CORVARA IN BADIA. Niente lupi o altri predatori. Due pecore che si erano ormai 'stabilite' vicino alle piste da sci in Val Badia sarebbero morte per mano dell'uomo, uccise a fucilate poiché ritenute "pericolose". La vicenda è stata denunciata sui social, creando non poco scompiglio.
Sono stati infatti moltissimi a commentare e condividere un post diventato nel giro di poco virale, che racconta come sarebbe andata (con tanto di fotografie di quelle pecore che, oggi, non ci sono più ndr): "Queste due pecore - si legge nel post condiviso su Facebook - sono state fucilate a Colfosco, in Val Badia, l'11 gennaio 2024".
Secondo quanto riportato, i due animali avrebbero prima abbandonato il proprio gregge durante il ritorno dall'alpeggio, per poi diventare 'selvatiche'. Il proprietario, infatti, non sarebbe mai riuscito a recuperarle. Affidate a un contadino di Colfosco che le aveva messe in un recinto, le due erano riuscite a scavalcarlo, portandosi nella zona degli impianti dove da qualche tempo vagavano, costituendo fonte di potenziale pericolo per gli sciatori.

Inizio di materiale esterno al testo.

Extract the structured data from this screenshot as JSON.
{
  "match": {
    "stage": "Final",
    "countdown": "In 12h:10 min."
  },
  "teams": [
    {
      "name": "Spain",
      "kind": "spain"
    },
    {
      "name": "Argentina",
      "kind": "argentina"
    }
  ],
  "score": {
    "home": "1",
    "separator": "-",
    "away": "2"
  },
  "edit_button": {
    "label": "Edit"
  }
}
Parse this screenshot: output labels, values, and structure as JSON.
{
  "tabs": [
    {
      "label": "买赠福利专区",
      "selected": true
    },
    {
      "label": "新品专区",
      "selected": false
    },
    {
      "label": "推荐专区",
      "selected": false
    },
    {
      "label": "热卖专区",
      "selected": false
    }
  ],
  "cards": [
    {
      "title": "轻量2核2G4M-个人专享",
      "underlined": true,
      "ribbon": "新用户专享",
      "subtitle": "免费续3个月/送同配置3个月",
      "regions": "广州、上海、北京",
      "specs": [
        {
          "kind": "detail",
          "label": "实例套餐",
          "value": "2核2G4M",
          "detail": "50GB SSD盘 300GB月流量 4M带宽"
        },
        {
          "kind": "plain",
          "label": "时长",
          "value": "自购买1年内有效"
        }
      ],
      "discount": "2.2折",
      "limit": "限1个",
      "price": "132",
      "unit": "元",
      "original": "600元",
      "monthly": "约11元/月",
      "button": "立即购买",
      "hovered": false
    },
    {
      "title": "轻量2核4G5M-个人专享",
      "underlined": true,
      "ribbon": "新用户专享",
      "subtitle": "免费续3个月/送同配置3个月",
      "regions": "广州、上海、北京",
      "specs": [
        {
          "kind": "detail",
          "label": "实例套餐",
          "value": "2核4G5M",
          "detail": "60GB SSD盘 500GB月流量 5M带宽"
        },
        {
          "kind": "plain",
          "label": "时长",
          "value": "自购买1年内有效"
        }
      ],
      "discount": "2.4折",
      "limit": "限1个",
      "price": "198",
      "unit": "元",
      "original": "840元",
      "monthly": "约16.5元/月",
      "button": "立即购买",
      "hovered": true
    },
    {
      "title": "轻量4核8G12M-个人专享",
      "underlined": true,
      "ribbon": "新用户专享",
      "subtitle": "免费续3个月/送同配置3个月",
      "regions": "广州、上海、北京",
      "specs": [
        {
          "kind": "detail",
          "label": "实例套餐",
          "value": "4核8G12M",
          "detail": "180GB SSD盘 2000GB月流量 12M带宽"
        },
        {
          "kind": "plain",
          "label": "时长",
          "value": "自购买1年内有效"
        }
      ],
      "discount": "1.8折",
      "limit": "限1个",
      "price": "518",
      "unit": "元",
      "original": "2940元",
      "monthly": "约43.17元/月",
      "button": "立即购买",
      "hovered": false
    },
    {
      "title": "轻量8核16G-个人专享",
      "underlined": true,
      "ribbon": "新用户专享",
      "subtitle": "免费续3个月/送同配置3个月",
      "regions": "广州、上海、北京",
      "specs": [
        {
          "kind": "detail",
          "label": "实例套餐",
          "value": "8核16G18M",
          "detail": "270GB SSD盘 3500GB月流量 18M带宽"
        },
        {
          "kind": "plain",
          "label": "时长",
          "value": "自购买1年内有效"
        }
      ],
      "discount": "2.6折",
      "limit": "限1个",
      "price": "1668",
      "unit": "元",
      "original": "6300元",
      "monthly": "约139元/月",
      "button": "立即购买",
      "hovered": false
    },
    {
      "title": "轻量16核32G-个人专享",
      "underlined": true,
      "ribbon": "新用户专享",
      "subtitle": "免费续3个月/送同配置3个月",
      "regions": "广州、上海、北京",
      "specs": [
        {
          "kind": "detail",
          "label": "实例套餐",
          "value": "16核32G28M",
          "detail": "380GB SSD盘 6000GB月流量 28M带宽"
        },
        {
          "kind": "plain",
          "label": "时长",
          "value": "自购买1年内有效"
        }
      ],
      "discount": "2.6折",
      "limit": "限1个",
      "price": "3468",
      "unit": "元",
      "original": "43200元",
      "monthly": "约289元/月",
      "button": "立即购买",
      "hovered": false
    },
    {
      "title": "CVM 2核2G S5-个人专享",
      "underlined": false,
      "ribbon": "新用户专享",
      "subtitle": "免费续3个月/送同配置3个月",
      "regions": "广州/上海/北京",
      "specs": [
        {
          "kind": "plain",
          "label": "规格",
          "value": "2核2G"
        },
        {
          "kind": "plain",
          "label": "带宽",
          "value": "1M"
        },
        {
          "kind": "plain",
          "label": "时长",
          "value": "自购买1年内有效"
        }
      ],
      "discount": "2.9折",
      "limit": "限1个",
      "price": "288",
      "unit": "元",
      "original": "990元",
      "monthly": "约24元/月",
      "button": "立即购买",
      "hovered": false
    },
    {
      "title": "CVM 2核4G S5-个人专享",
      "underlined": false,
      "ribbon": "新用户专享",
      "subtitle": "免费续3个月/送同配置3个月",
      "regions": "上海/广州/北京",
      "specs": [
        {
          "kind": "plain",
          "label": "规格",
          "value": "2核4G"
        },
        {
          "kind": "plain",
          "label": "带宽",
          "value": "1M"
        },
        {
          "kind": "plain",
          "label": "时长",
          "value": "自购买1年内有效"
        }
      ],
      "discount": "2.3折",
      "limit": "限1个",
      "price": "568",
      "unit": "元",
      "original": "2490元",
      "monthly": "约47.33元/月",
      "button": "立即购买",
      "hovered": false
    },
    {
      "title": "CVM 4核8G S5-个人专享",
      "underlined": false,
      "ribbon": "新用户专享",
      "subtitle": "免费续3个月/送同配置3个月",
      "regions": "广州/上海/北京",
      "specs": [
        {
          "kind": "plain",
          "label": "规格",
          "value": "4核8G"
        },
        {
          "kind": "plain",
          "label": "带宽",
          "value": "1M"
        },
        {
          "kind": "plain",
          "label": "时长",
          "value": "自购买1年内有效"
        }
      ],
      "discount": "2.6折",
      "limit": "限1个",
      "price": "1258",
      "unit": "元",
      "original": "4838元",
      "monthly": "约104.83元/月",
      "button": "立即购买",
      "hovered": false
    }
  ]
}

"Si è quindi ordinato e approvato l'abbattimento di questi animali, considerata soluzione più semplice - si legge ancora nel post di denuncia sui social -. Il tutto, fra l'altro, è successo a 20 metri dagli impianti di risalita". Così, per evitare problemi e con "l'ok della veterinaria", le due pecore sarebbero state infine uccise a fucilate.